Speaker: Daniel Huang, PharmD

Psych Congress 2024

Objectives: Real world evidence has shown the benefits of initiating aripiprazole once-monthly 400 mg (AOM 400) early in patients living with schizophrenia; however, the impact on patients living with bipolar-I disorder (BP-I) remains unknown. This study examined the impact of early initiation of AOM 400 on hospitalization risk, healthcare resource utilization (HCRU), and associated costs in patients diagnosed with BP-I.
Methods: This retrospective cohort study was conducted using the Merative™ MarketScan® Medicaid claims data (01/01/2014 to 12/31/2022). Adult patients diagnosed with BP-I who initiated AOM 400 were categorized based on the time to initiation after diagnosis as: ≤180 days (early initiators), >180–365 days (intermediate initiators) and >365 days (late initiators). The primary outcomes were HCRU and adjusted cost 1 year post AOM 400 initiation. Multivariable negative binomial regression was used for HCRU and generalized linear model with gamma distribution was used for costs.

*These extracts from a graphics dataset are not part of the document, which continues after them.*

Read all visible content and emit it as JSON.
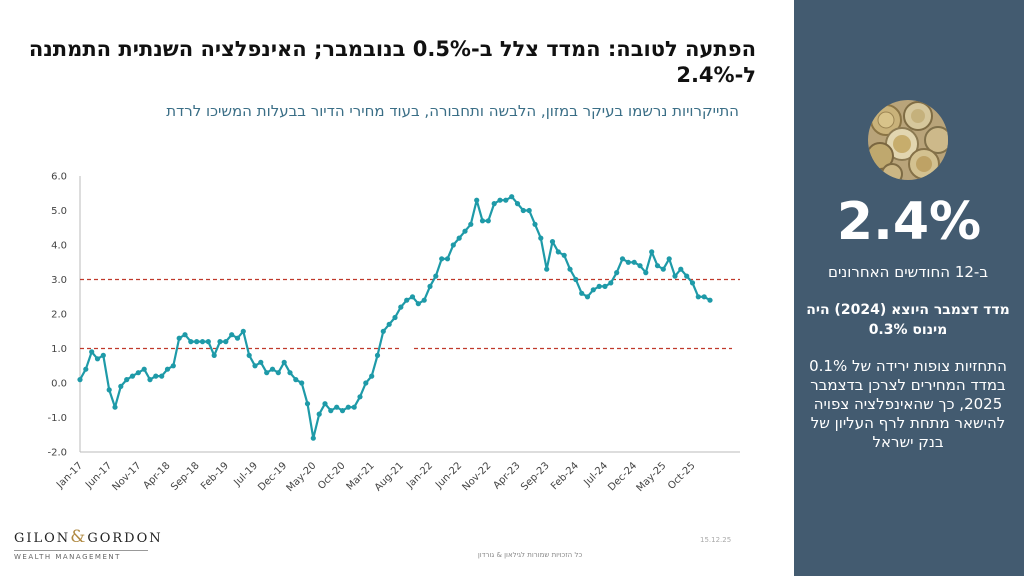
{
  "header": {
    "title": "הפתעה לטובה: המדד צלל ב-0.5% בנובמבר; האינפלציה השנתית התמתנה ל-2.4%",
    "subtitle": "התייקרויות נרשמו בעיקר במזון, הלבשה ותחבורה, בעוד מחירי הדיור בבעלות המשיכו לרדת"
  },
  "sidebar": {
    "big_value": "2.4%",
    "period_label": "ב-12 החודשים האחרונים",
    "december_note": "מדד דצמבר היוצא (2024) היה מינוס 0.3%",
    "forecast_text": "התחזיות צופות ירידה של 0.1% במדד המחירים לצרכן בדצמבר 2025, כך שהאינפלציה צפויה להישאר מתחת לרף העליון של בנק ישראל",
    "image_icon": "coins-image"
  },
  "footer": {
    "logo_name_left": "GILON",
    "logo_amp": "&",
    "logo_name_right": "GORDON",
    "logo_sub": "WEALTH MANAGEMENT",
    "date": "15.12.25",
    "rights": "כל הזכויות שמורות לגילאון & גורדון"
  },
  "colors": {
    "line": "#1e9aa8",
    "target_band": "#c0392b",
    "sidebar_bg": "#435b70"
  },
  "chart_data": {
    "type": "line",
    "title": "",
    "xlabel": "",
    "ylabel": "",
    "ylim": [
      -2.0,
      6.0
    ],
    "yticks": [
      6.0,
      5.0,
      4.0,
      3.0,
      2.0,
      1.0,
      0.0,
      -1.0,
      -2.0
    ],
    "ytick_labels": [
      "6.0",
      "5.0",
      "4.0",
      "3.0",
      "2.0",
      "1.0",
      "0.0",
      "-1.0",
      "-2.0"
    ],
    "x_tick_labels": [
      "Jan-17",
      "Jun-17",
      "Nov-17",
      "Apr-18",
      "Sep-18",
      "Feb-19",
      "Jul-19",
      "Dec-19",
      "May-20",
      "Oct-20",
      "Mar-21",
      "Aug-21",
      "Jan-22",
      "Jun-22",
      "Nov-22",
      "Apr-23",
      "Sep-23",
      "Feb-24",
      "Jul-24",
      "Dec-24",
      "May-25",
      "Oct-25"
    ],
    "start_month": "Jan-17",
    "reference_lines": [
      {
        "name": "target-upper",
        "value": 3.0
      },
      {
        "name": "target-lower",
        "value": 1.0
      }
    ],
    "series": [
      {
        "name": "annual-inflation",
        "values": [
          0.1,
          0.4,
          0.9,
          0.7,
          0.8,
          -0.2,
          -0.7,
          -0.1,
          0.1,
          0.2,
          0.3,
          0.4,
          0.1,
          0.2,
          0.2,
          0.4,
          0.5,
          1.3,
          1.4,
          1.2,
          1.2,
          1.2,
          1.2,
          0.8,
          1.2,
          1.2,
          1.4,
          1.3,
          1.5,
          0.8,
          0.5,
          0.6,
          0.3,
          0.4,
          0.3,
          0.6,
          0.3,
          0.1,
          0.0,
          -0.6,
          -1.6,
          -0.9,
          -0.6,
          -0.8,
          -0.7,
          -0.8,
          -0.7,
          -0.7,
          -0.4,
          0.0,
          0.2,
          0.8,
          1.5,
          1.7,
          1.9,
          2.2,
          2.4,
          2.5,
          2.3,
          2.4,
          2.8,
          3.1,
          3.6,
          3.6,
          4.0,
          4.2,
          4.4,
          4.6,
          5.3,
          4.7,
          4.7,
          5.2,
          5.3,
          5.3,
          5.4,
          5.2,
          5.0,
          5.0,
          4.6,
          4.2,
          3.3,
          4.1,
          3.8,
          3.7,
          3.3,
          3.0,
          2.6,
          2.5,
          2.7,
          2.8,
          2.8,
          2.9,
          3.2,
          3.6,
          3.5,
          3.5,
          3.4,
          3.2,
          3.8,
          3.4,
          3.3,
          3.6,
          3.1,
          3.3,
          3.1,
          2.9,
          2.5,
          2.5,
          2.4
        ]
      }
    ]
  }
}
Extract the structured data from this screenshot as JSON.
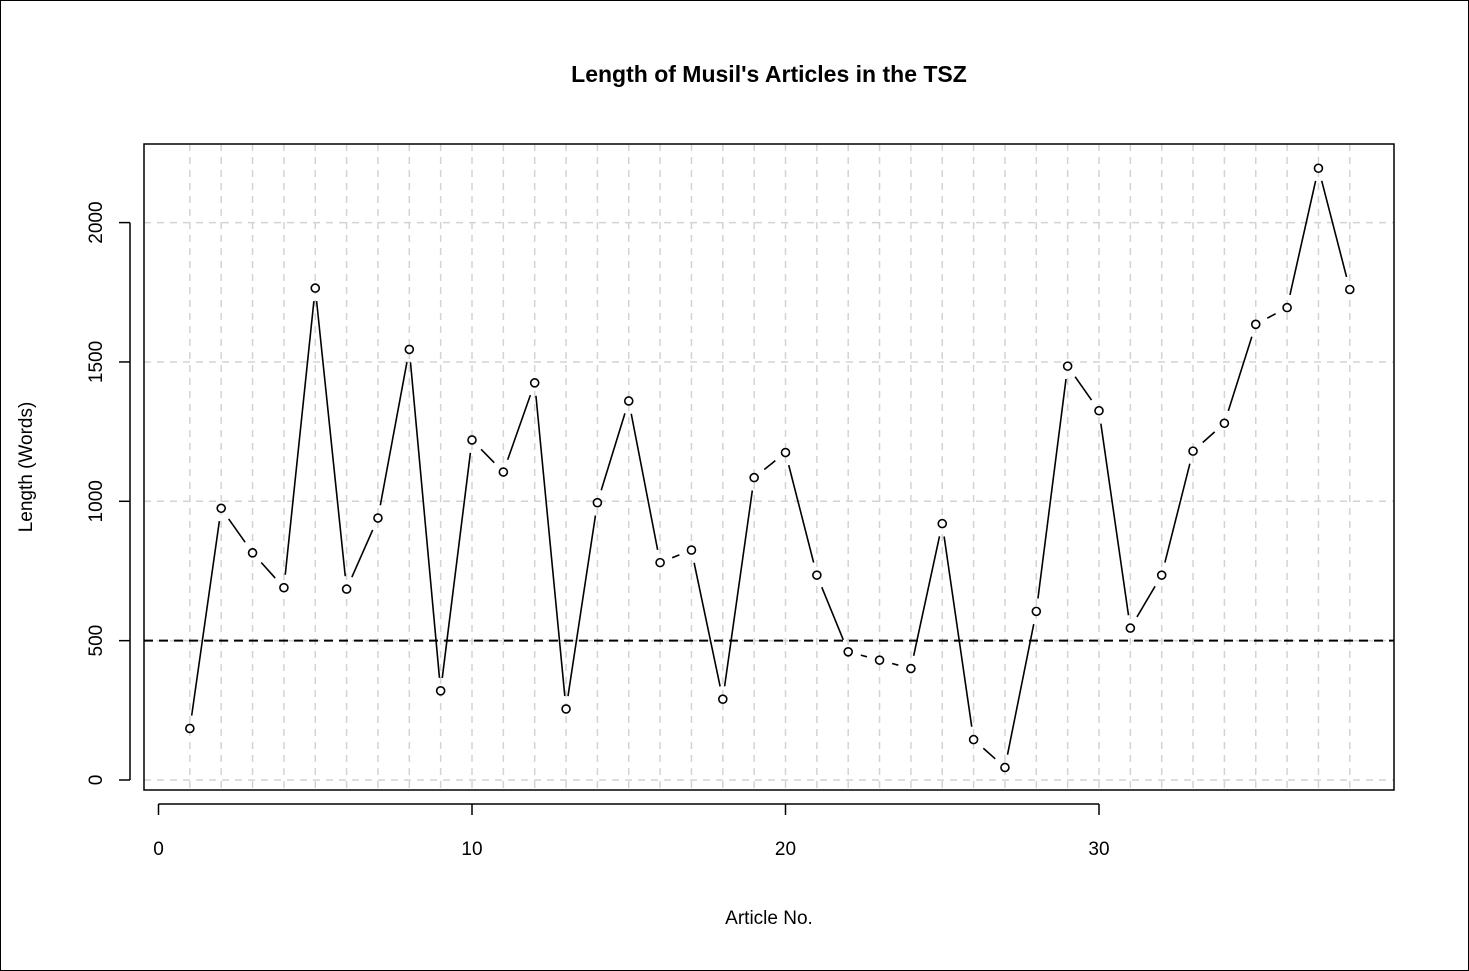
{
  "chart_data": {
    "type": "line",
    "title": "Length of Musil's Articles in the TSZ",
    "xlabel": "Article No.",
    "ylabel": "Length (Words)",
    "xlim": [
      0,
      39
    ],
    "ylim": [
      0,
      2200
    ],
    "x_ticks": [
      0,
      10,
      20,
      30
    ],
    "y_ticks": [
      0,
      500,
      1000,
      1500,
      2000
    ],
    "grid": true,
    "reference_line": {
      "y": 500,
      "style": "dashed"
    },
    "x": [
      1,
      2,
      3,
      4,
      5,
      6,
      7,
      8,
      9,
      10,
      11,
      12,
      13,
      14,
      15,
      16,
      17,
      18,
      19,
      20,
      21,
      22,
      23,
      24,
      25,
      26,
      27,
      28,
      29,
      30,
      31,
      32,
      33,
      34,
      35,
      36,
      37,
      38
    ],
    "y": [
      185,
      975,
      815,
      690,
      1765,
      685,
      940,
      1545,
      320,
      1220,
      1105,
      1425,
      255,
      995,
      1360,
      780,
      825,
      290,
      1085,
      1175,
      735,
      460,
      430,
      400,
      920,
      145,
      45,
      605,
      1485,
      1325,
      545,
      735,
      1180,
      1280,
      1635,
      1695,
      2195,
      1760
    ],
    "series_style": "b",
    "colors": {
      "line": "#000000",
      "grid": "#d3d3d3"
    }
  }
}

Results: Among 866 patients diagnosed with BP-I (median age 36 years), early initiators of AOM 400 had significantly lower risks of emergency room visits (IRR=0.76, 95% CI: 0.61–0.94) and outpatient pharmacy visits (IRR= 0.82, 95%CI, 0.73 - 0.93). Early initiators also incurred lower pharmacy costs ($18,786 vs. $23,503, p = 0.03) and reduced medical costs ($13,897 vs. $18,277, p=0.01). Overall, annualized total costs were lower for early initiators compared to late initiators, $31,085 vs $40,599, p = 0.0007.
Conclusion: Early initiation of AOM 400 among patients living with BP-I can offer a significant advantage with respect to their healthcare resource utilization and costs.